In dog training with positive reinforcement, especially when you are teaching a new behavior, food is great to use in adding value to that behavior as it is quick to deliver which means you can get many more practice repetitions in, in a short period of time. If you are teaching your dog using shaping, you can move through more approximations toward the final behavior goal more quickly too.
However, people sometimes tell me dog training with food does not work. Often when I watch clients train, I see things that could help them to be more effective teachers.
Here are a few tips for making your food reinforcers more effective in your lesson.
Use high value treats. Only the learner gets to decide what is of high value to him. Just because you think your dog really likes that store-bought dog treat or you think your dog will work for just kibble, is not necessarily true depending on other factors such as the environment where you are training (are there other competing reinforcers?), the hunger level of your dog, the difficulty of the lesson. Remember, when you are teaching with positive reinforcement, you are teaching by building value for a given behavior by associating it with a high value consequence.
Use a high rate of reinforcement. In teaching a new behavior (or changing criteria of a behavior), your pet will learn faster with more frequent feedback from you that he is on the right path toward the goal. This means, splitting the goal into small steps or approximations that can be marked (with a click or verbal marker) and then reinforced (with the food treat) quickly. Finding behaviors to click 10 to 20 times in one to two minutes is a lot more feedback than simply waiting out the learner for a long time to try and figure out what you are looking for. This is why, when I am teaching something like ‘sit’, once the dog has had some history of reinforcement for sitting, I often will get into a game of clicking and immediately tossing a treat to get the learner out of position so that he will need to go back into a sit to earn another click/treat. Then I may do this over and over and over to get a deeper reinforcement history in a short window of time.
In shaping a behavior (teaching it by teaching small approximations toward the final behavior), I try to look for small steps to reinforce. As an example, in teaching a dog to go to a mat, I may click for just looking at the mat, then any small movement in the direction of the mat, then a step toward the mat, then two steps toward, the mat, then looking at the mat at a closer distance, then touching a paw to the mat, then either touching more of that paw to the mat or two paws to the mat, etc. There are times where I may simply toss a treat away too, just to reset the learner if needed, to keep him in the game.
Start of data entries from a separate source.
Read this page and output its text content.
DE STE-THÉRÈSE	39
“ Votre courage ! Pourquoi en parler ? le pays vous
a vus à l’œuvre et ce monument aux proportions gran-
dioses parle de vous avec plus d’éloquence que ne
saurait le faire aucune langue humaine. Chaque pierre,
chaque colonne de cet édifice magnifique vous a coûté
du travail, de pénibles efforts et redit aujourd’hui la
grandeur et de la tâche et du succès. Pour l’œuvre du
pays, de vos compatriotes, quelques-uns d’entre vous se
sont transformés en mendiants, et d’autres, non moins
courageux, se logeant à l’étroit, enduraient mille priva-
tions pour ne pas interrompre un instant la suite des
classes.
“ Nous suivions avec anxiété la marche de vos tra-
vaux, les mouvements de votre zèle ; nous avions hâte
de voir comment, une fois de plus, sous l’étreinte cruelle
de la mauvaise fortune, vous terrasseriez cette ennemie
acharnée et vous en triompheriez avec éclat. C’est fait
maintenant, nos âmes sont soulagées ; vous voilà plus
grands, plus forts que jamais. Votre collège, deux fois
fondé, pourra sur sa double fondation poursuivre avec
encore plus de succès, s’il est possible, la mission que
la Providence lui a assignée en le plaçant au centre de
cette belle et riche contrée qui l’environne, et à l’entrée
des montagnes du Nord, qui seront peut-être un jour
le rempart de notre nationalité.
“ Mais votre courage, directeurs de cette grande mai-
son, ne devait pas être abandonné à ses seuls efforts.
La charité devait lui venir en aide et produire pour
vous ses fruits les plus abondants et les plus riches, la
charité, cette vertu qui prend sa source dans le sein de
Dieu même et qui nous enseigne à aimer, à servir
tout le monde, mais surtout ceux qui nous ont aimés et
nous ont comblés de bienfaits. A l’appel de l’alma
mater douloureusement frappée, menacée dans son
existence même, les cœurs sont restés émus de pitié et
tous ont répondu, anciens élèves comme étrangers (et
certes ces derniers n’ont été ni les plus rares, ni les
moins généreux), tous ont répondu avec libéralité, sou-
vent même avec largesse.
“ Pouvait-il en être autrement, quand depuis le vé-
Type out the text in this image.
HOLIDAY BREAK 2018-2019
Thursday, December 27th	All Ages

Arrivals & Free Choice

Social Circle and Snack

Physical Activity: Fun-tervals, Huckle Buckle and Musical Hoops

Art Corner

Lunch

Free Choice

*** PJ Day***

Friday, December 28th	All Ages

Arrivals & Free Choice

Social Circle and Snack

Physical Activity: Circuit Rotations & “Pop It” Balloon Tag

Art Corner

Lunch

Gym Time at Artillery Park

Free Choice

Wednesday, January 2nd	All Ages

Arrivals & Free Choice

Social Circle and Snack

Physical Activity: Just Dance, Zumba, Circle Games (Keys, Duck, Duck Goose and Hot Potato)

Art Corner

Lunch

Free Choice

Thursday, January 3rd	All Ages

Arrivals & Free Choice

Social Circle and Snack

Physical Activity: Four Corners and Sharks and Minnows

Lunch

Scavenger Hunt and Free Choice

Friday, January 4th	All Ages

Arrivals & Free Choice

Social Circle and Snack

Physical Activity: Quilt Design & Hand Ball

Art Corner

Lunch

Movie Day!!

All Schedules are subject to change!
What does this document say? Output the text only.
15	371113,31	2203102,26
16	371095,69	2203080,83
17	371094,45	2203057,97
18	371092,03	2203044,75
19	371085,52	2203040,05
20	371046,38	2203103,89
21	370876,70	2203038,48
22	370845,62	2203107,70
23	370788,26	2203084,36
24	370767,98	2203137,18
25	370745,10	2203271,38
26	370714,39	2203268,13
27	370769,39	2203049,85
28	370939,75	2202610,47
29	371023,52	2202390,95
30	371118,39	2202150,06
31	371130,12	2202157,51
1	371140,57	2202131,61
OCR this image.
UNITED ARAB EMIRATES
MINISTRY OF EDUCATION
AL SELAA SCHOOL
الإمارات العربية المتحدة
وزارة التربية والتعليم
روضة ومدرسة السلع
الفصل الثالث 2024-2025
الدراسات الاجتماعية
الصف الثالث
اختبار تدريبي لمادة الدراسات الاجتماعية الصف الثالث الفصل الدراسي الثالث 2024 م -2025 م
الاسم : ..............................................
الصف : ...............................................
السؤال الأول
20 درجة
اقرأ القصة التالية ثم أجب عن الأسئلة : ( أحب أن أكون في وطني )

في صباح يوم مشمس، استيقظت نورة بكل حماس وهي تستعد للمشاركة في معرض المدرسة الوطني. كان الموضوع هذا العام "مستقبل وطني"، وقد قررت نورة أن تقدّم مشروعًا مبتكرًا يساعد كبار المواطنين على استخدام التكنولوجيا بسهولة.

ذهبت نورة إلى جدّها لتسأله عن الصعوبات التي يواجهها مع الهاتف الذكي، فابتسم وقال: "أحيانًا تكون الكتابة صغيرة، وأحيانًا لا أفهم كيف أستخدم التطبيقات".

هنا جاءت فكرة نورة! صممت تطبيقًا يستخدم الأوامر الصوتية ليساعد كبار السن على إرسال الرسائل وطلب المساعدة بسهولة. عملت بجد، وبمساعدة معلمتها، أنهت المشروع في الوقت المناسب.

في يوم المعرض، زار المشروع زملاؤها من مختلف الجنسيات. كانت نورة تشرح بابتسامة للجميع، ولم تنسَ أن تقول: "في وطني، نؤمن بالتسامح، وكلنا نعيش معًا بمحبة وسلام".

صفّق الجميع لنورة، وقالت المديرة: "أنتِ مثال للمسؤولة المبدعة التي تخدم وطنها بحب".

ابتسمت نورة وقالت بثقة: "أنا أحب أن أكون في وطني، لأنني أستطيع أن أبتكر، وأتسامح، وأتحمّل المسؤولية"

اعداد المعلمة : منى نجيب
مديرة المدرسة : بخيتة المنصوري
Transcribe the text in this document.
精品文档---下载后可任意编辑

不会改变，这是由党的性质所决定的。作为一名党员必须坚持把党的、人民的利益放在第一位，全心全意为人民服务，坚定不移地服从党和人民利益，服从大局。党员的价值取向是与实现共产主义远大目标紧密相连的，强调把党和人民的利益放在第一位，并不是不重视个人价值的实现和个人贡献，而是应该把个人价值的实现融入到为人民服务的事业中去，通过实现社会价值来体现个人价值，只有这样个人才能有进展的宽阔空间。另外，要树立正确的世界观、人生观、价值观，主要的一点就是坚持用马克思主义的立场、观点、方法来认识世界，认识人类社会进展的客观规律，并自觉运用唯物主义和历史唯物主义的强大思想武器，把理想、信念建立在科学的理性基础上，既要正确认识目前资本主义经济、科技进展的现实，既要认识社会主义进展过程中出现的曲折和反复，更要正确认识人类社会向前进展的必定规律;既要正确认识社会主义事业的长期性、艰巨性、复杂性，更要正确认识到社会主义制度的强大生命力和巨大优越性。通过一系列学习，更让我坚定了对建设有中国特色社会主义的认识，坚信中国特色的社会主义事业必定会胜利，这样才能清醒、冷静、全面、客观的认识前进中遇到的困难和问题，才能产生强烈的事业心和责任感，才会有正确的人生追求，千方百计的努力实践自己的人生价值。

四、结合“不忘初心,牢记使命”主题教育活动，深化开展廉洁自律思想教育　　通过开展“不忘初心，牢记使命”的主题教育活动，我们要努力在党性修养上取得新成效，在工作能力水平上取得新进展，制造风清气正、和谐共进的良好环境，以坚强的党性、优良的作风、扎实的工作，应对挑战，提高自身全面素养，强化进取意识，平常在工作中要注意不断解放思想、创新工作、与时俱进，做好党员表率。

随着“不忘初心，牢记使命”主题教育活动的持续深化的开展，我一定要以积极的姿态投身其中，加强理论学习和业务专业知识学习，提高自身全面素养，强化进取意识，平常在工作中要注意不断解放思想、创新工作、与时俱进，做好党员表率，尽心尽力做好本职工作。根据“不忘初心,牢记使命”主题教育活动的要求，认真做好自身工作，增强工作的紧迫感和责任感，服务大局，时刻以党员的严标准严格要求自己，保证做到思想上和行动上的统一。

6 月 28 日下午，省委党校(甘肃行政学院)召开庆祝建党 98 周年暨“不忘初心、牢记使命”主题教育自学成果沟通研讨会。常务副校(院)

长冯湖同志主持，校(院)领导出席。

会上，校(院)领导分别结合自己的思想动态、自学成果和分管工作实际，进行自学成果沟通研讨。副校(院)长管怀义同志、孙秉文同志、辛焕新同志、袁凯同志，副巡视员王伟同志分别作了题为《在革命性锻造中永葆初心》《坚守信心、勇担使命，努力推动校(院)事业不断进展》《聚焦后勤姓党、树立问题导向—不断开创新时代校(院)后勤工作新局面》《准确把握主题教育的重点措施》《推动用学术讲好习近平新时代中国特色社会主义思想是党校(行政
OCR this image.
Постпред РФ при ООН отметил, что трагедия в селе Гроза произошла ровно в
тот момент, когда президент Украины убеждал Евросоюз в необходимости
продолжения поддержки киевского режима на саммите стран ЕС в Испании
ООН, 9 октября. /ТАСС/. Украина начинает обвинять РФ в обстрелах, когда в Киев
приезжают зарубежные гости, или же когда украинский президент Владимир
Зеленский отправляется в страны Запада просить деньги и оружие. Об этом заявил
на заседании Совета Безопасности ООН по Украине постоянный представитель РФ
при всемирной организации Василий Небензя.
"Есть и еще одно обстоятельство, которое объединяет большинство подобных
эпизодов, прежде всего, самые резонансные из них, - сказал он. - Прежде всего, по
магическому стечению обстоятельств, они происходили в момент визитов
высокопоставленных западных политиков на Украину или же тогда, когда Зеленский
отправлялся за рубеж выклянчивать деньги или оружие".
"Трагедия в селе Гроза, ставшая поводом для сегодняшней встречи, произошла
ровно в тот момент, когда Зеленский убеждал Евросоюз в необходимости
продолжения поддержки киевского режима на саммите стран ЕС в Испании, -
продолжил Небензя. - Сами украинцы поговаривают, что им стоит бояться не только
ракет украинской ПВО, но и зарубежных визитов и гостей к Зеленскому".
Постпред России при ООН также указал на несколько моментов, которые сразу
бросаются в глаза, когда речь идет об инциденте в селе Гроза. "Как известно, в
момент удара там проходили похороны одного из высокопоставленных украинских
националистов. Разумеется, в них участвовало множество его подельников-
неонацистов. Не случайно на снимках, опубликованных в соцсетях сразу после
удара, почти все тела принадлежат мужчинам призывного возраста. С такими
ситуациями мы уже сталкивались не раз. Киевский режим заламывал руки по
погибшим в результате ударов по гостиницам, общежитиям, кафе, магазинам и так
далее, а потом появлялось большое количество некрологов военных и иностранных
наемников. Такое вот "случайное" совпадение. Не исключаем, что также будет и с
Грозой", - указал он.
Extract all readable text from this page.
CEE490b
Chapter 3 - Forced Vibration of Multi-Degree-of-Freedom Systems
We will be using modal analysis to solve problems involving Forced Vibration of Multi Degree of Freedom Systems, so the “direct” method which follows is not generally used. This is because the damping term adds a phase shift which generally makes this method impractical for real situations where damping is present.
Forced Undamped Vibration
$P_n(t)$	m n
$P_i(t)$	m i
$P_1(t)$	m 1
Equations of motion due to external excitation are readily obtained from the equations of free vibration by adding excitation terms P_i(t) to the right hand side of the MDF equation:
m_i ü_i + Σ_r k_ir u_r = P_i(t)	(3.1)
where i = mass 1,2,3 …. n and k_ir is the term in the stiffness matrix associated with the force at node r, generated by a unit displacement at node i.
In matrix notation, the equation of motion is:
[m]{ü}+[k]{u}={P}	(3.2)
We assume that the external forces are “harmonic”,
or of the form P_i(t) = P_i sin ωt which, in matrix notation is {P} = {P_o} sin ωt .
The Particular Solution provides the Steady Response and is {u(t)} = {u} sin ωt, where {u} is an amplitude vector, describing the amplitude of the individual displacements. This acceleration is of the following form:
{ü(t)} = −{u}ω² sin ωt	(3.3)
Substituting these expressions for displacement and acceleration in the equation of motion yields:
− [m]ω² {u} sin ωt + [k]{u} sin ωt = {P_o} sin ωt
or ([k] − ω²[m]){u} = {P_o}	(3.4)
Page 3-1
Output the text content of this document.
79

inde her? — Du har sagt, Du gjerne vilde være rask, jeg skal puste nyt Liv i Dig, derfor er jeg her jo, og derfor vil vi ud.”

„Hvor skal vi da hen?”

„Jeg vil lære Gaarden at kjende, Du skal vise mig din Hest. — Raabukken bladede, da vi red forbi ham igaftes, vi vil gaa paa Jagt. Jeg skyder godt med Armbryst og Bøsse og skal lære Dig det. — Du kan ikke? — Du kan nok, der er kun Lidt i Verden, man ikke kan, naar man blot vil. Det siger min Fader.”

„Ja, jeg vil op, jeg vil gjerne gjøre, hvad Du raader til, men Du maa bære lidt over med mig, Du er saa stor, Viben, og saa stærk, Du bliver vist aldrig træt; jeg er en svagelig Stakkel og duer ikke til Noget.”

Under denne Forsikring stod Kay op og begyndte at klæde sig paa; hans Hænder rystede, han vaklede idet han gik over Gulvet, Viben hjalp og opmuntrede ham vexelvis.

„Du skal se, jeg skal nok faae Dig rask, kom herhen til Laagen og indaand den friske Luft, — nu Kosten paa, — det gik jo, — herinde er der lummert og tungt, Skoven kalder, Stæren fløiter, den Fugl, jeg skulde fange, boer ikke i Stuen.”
If your rate of reinforcement is too slow, you risk having your learner check out of the lesson to find greater reinforcement elsewhere. Or your learner could show stress and avoidance behaviors. Think about yourself trying to learn something complicated. It is pretty tough to do without much feedback as to whether or not you are moving in the right direction.
Practice your timing for delivering reinforcement. It takes a lot of practice to be able to accurately mark your pet’s behavior at the very specific moment that you intend. Ideally, for your marker to be effective, it will come just as the learner is doing the behavior, and your treat delivery hand DOES NOT move toward the food until AFTER you mark the behavior. Additionally, it is more effective if your treats are delivered quickly after your marker. If you are fiddling to get your food out of your bag or pocket, you may want to come up with other plan for holding the food.
Learn to understand your dog’s communication and listen. If your dog is backing up from you when you lean over to deliver a treat, your dog is telling you it is uncomfortable. If you are outside and your dog just sniffs your otherwise super high value food and then looks away, that is feedback too, just as if your dog begins doing other stress related behaviors such as a lot of sniffing, avoiding eye contact, becoming hyper vigilant about the environment, yawning, laying down or rolling over as examples. On the other hand, if your dog has loose body muscles and is actively looking at you to keep the lesson going, that is a sign that you are doing a great job with all of the above. That is our goal!
Hold lessons when your dog is hungry. While I am by no means advocating for holding off on food, a dog that is not satiated from a full meal will tend to value eating more in that moment. This is why whenever possible, I time my walks with Dawson to occur around his meal time because there is usually some training involved with our outings. You can make your high value food (and thus the behavior you want to teach, since it will be associated with that reinforcer) even more valued by using it only for certain training.
Keep food available throughout the day for teachable moments. If your dog only pays attention to you when you walk to the cookie jar or take out your treat pouch, your dog has learned those are times when doing what you ask will pay off but other times. Once your dog has learned behaviors, you can keep jars of treats in different rooms without having the food on you. Then when you ask for a behavior (or capture your dog doing something you like), you can mark the behavior and go to the jar for a cookie. (You can also use environmental reinforcers but that is not the focus of this post.) If you wear your treat pouch throughout the day, your dog will get used to seeing it without it signaling the start of official training.
Be very careful with how you pair food when it comes to teaching your dog to do or feel something to which it already has established negative association. Through classical conditioning, remember it is what happens AFTER something that affects how the learner feels about what happens before. If you bring out that piece of steak to lure your dog into a crate that has a negative history, your dog may come to learn that the steak coming out is a predictor of the evil crate. If, on the other hand, your dog goes into the crate and THEN gets a piece of steak, the crate can become a predictor for a nice, tasty snack.